Par une politique de "liberté syndicale", le capitalisme va essayer de refaire entrer le prolétariat dans une organisation qu'il a désertée ou qui a disparu depuis plusieurs années et qui représentera une soupape de sécurité pour le régime bourgeois. C'est un essai d'encasernement du prolétariat.
Le jeu des luttes économiques n'est qu'une expression de la loi du marchandage propre au système capitaliste. Dans l'époque décadente de l'économie bourgeoise, les organisations syndicales -par leur nature, par leur structure verticale, par leur bureaucratie et par leurs frontières nationales étroites- ne peuvent que paralyser l'action insurrectionnelle du prolétariat.

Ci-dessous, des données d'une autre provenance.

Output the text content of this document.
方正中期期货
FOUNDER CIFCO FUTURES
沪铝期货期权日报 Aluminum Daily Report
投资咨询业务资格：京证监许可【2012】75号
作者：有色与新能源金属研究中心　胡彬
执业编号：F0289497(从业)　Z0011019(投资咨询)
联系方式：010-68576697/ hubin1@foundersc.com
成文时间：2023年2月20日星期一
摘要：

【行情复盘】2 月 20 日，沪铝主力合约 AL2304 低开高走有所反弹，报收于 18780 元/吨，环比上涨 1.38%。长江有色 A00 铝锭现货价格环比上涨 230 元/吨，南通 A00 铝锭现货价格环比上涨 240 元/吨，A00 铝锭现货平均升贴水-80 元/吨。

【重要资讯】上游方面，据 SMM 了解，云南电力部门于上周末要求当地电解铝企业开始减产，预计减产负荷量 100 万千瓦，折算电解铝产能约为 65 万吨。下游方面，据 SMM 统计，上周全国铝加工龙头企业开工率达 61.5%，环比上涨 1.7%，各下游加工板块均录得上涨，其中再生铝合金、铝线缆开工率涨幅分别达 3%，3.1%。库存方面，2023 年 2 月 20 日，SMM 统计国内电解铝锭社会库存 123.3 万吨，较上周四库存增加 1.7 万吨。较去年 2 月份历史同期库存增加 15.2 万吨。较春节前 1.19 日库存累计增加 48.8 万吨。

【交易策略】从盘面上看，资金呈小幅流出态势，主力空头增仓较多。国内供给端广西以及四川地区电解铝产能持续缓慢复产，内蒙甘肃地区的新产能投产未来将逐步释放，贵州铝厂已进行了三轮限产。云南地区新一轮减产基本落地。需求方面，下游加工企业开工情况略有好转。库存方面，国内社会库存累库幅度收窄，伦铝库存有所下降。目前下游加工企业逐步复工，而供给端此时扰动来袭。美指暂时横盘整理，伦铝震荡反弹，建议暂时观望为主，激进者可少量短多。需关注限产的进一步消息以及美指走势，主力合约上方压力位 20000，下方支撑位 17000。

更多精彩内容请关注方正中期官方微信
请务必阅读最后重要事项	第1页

La campagne de presse, en Italie, pour les libertés syndicales dessine déjà nettement cette manœuvre démagogique du capitalisme, tendant à ligoter le prolétariat et à restreindre ses objectifs de lutte pour la révolution en une poussière de revendications étroitement économiques.
Il résulte de tout ceci que l'ennemi le plus redoutable pour la classe ouvrière est le bloc impérialiste anglo-américano-russe. Nous allons assister, pendant les mouvements insurrectionnels de liquidation de la guerre, à des reproductions des gouvernements Kérensky et Noske-Scheidemann. Mais la rapidité du processus révolutionnaire pourra faire que la bourgeoisie brûlera assez vite ses atouts démagogiques pour s'opposer, démasquée, au prolétariat en ayant recours directement à la violence.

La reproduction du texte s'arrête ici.